6. Conclusions and future perspectives

The widespread application of antibacterial agents has led to the spread of resistance in numerous bacteria. Genes endowing resistance to existing antibacterial agents can be easily transferred among bacteria. Here, we have reviewed the influence of drug-resistant bacteria on global health and the occurrence and mechanisms underlying bacterial resistance. We have also proposed the 4A strategies to control the “global resistome”. However, there are considerable gaps to fill in. Below, we list several areas that require further research to prevent a new pandemic, this time caused by drug-resistant bacteria:

• Develop automated platforms to conduct phenotypic assays and use them in clinical spaces to rapidly identify resistant bacteria and evaluate their drug-resistance profiles.
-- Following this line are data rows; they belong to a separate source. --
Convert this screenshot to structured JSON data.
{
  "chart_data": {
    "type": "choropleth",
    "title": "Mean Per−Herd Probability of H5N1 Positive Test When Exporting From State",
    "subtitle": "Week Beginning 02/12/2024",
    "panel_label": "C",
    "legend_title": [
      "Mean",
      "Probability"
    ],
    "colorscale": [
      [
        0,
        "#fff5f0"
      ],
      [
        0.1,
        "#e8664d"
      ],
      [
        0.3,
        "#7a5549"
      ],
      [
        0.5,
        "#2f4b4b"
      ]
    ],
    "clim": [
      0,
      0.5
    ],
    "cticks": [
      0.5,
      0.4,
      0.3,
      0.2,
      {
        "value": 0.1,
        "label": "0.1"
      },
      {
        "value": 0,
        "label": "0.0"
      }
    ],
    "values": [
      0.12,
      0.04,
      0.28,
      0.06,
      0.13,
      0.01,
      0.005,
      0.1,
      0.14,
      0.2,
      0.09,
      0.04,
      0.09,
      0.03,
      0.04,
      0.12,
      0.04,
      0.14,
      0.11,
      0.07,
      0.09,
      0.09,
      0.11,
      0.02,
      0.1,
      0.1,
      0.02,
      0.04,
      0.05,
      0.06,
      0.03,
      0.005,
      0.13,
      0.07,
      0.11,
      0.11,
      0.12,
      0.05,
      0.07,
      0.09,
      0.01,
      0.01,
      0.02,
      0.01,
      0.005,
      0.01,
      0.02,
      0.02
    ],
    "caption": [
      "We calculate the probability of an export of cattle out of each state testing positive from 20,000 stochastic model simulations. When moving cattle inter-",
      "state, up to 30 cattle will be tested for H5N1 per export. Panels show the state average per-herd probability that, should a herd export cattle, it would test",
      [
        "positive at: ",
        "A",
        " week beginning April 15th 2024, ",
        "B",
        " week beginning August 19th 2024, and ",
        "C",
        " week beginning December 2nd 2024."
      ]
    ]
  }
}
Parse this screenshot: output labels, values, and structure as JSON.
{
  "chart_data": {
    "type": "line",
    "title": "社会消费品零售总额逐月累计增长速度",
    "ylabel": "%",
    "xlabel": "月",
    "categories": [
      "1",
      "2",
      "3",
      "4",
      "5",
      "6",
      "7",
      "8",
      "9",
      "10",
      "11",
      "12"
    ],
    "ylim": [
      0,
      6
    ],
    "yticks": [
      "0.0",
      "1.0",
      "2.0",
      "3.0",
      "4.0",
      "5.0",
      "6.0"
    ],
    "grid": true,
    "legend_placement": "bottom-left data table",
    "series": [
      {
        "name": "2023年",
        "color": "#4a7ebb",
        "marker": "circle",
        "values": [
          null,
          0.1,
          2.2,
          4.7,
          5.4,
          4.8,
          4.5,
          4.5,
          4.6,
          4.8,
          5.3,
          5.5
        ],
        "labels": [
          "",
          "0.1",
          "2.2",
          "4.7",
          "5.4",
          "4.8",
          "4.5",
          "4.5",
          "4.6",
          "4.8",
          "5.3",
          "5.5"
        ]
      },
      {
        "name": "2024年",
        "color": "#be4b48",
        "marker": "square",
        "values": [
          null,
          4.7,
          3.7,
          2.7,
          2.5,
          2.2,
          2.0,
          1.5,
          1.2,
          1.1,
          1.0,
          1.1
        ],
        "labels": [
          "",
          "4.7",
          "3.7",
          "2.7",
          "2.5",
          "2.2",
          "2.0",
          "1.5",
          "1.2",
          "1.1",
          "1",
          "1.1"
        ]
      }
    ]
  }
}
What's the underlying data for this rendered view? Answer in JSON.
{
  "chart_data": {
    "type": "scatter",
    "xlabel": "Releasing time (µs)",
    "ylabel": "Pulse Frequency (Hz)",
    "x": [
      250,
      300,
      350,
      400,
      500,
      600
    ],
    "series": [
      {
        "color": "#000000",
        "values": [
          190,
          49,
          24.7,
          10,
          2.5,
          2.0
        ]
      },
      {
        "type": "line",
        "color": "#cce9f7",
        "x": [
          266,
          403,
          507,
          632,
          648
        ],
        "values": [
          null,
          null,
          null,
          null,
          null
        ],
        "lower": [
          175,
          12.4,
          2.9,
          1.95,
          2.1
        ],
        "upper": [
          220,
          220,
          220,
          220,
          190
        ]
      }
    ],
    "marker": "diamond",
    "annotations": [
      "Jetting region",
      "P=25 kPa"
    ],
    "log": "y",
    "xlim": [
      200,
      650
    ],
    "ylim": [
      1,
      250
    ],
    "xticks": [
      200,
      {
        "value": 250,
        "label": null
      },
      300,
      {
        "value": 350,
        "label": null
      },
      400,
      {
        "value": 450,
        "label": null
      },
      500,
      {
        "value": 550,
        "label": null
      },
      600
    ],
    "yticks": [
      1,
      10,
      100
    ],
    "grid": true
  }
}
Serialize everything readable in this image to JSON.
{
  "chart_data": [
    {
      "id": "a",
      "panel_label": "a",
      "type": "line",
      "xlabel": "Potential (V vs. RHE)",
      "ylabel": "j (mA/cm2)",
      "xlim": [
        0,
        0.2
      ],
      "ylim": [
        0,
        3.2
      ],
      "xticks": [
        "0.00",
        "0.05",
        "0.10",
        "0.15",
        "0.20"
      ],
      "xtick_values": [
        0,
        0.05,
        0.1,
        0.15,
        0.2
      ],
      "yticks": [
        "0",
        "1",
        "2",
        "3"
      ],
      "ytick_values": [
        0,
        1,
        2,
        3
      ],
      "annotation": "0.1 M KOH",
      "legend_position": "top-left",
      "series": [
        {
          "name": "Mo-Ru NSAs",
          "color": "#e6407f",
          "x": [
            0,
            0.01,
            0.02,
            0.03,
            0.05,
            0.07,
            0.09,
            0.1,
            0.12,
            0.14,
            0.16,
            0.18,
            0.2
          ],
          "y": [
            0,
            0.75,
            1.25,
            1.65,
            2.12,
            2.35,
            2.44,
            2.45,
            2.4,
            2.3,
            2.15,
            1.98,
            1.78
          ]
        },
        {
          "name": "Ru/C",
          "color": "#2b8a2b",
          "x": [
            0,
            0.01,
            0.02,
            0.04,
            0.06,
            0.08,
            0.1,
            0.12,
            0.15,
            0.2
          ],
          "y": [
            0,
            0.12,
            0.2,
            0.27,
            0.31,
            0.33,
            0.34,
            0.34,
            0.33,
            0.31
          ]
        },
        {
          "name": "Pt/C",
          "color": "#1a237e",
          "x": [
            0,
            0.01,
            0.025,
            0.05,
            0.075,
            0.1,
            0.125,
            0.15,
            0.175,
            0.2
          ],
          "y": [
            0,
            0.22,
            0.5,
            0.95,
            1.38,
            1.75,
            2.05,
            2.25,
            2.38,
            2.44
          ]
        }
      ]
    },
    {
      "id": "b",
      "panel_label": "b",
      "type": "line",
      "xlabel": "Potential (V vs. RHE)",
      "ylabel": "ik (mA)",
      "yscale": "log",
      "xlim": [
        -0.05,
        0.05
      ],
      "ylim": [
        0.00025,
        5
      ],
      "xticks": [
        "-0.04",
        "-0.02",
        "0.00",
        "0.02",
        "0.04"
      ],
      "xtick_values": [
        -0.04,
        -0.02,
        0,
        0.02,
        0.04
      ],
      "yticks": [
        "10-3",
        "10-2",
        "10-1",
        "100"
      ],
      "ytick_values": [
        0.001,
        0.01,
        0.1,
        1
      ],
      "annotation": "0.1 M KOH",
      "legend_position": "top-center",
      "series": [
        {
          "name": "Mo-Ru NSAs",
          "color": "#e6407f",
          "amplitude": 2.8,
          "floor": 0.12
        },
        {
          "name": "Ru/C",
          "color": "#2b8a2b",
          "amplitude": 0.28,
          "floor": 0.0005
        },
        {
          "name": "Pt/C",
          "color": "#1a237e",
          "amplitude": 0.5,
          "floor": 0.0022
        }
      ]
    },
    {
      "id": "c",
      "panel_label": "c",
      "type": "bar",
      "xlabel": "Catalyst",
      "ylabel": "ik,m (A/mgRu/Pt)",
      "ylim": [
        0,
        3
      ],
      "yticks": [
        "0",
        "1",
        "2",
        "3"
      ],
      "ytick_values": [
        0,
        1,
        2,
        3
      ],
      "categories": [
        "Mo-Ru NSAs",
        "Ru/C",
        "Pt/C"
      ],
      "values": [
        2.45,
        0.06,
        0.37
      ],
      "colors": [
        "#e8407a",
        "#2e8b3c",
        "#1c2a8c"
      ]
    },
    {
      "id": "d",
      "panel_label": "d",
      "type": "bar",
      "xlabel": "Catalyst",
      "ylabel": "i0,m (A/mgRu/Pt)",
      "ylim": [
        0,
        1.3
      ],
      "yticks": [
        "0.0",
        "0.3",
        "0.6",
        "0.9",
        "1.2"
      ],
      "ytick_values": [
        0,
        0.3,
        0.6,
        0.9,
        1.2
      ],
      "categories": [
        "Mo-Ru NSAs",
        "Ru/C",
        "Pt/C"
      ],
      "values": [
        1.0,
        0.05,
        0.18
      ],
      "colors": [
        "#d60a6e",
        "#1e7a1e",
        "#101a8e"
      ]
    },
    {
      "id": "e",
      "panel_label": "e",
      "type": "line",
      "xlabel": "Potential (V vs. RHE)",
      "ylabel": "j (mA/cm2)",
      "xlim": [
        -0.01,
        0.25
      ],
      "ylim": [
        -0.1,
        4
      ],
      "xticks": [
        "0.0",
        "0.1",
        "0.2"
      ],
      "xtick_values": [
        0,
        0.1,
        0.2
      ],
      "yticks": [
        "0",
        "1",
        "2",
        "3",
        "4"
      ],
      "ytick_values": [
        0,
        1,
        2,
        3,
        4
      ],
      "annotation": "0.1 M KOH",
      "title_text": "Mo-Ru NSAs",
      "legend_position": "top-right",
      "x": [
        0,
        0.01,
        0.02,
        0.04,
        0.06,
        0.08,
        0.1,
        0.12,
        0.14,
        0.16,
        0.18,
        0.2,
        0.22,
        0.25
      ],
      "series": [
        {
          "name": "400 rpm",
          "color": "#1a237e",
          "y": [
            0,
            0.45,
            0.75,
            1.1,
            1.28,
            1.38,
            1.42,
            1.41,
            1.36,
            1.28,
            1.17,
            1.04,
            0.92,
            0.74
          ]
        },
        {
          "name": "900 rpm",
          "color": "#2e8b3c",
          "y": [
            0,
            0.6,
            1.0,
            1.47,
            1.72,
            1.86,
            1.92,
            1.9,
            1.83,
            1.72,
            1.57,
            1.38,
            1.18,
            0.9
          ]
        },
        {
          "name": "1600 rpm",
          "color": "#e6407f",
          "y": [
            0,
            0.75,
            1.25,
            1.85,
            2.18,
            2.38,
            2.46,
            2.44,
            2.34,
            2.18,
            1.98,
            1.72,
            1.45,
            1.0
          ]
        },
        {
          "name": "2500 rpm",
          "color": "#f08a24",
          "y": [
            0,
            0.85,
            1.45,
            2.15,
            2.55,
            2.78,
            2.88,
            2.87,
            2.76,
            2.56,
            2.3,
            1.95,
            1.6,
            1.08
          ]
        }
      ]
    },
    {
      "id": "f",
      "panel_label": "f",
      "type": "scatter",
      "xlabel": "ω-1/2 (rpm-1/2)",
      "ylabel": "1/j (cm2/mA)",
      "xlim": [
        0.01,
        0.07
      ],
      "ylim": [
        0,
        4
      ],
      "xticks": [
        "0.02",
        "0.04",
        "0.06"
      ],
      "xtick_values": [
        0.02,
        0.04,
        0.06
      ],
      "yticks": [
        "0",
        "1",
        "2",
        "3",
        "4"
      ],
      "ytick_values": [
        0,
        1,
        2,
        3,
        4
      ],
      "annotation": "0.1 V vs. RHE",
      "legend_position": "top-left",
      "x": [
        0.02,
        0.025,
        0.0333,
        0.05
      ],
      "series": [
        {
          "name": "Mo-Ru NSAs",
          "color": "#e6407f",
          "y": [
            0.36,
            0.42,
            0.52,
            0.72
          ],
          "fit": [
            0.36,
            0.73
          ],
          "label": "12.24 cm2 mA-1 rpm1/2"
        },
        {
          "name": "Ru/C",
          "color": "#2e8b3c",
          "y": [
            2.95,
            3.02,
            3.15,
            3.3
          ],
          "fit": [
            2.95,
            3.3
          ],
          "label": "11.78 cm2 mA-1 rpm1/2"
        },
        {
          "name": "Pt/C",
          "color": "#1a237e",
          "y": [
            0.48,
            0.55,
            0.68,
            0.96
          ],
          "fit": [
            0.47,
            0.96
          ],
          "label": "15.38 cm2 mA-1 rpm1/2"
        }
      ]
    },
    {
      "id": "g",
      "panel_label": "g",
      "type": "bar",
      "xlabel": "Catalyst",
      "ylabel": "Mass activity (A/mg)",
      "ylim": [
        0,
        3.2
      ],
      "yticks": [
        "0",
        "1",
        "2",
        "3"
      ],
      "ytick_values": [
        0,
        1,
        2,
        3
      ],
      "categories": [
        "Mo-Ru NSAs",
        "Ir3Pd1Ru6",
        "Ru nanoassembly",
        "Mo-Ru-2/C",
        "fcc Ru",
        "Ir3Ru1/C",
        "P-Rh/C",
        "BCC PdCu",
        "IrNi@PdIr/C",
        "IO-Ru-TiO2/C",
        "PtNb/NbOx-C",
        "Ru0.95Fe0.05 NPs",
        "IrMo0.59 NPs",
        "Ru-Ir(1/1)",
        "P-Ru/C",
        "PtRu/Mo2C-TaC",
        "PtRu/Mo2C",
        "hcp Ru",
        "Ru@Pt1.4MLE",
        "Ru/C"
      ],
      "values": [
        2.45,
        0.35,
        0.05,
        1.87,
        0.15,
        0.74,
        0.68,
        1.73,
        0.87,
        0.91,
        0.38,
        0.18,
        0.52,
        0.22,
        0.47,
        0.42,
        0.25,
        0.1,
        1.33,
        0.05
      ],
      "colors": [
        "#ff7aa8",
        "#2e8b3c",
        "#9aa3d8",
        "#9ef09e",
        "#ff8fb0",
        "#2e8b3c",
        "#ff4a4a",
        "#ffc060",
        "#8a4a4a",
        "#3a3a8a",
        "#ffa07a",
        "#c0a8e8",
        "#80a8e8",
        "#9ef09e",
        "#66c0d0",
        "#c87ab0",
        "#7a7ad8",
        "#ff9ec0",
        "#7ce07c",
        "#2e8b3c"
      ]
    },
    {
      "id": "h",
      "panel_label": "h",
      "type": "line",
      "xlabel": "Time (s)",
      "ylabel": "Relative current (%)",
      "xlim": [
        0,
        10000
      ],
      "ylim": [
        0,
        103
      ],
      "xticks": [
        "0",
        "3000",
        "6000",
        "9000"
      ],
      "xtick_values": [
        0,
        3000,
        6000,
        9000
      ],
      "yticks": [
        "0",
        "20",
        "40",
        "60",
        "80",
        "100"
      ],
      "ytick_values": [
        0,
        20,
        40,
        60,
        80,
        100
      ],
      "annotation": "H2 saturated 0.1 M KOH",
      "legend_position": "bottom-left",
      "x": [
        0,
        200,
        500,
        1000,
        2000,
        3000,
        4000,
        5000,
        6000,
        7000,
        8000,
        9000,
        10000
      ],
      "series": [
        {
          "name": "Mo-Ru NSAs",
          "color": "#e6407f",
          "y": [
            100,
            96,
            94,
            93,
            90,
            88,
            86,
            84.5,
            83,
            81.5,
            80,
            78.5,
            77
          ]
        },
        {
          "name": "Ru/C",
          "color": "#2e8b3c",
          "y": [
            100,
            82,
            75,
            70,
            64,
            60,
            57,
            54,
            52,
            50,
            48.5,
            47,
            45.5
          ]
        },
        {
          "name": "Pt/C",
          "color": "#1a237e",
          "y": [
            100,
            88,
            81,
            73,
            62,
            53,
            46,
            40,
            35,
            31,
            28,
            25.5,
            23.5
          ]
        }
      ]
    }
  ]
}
• Develop improved next-generation sequencing-based technologies (such as Nanopore and PacBio sequencing) and real-time computational methods to rapidly identify ARGs and to characterize a wide variety of MGEs that transfer antibiotic resistance.

• Continuously monitor the global spread and distribution of ARGs and MDR bacteria, particularly the transmission dynamics of genes that contribute to resistance. It is critical to explore and track the genetic determinants that allow bacterial resistance to evolve and to understand the complex mechanisms involved in this evolution.

• Pursue alternative assays, including the exploration of vaccines, efflux pump inhibitors, probiotics, bacteriophages, AMPs, and untapped herbal medicines, to cope with bacterial infections caused by resistant pathogens. Importantly, before the clinical application of a new antibacterial agent, it is crucial to assess their propensity to select for bacterial resistance. Of note, cross-resistance between antibacterial agents should be monitored carefully and synergistic interactions among different antibacterial molecules warrant further inquiry.

• Study the influence of existing drug use on probiotics and other commensal bacteria, including the transfer and role of ARGs within the microbiota. More data are needed to assess the effects of resistance determinants on the microbiota.

Addressing these 4A strategies will enhance our ability to address the problems posed by bacterial resistance in the years to come.

HIGHLIGHTS.

• The most important types of antibiotic resistant bacteria include ESKAPE species.

• Bacteria develop resistance to antimicrobial peptides (AMPs) and herbal medicines.

• Bacteria resist drugs by activated efflux pumps, modified drugs or targets, etc.

• Bacterial resistance heavily threats global health, food security, and economic.

• The 4A strategies may be adopted based on the One Health concept.

Data availability

No data was used for the research described in the article.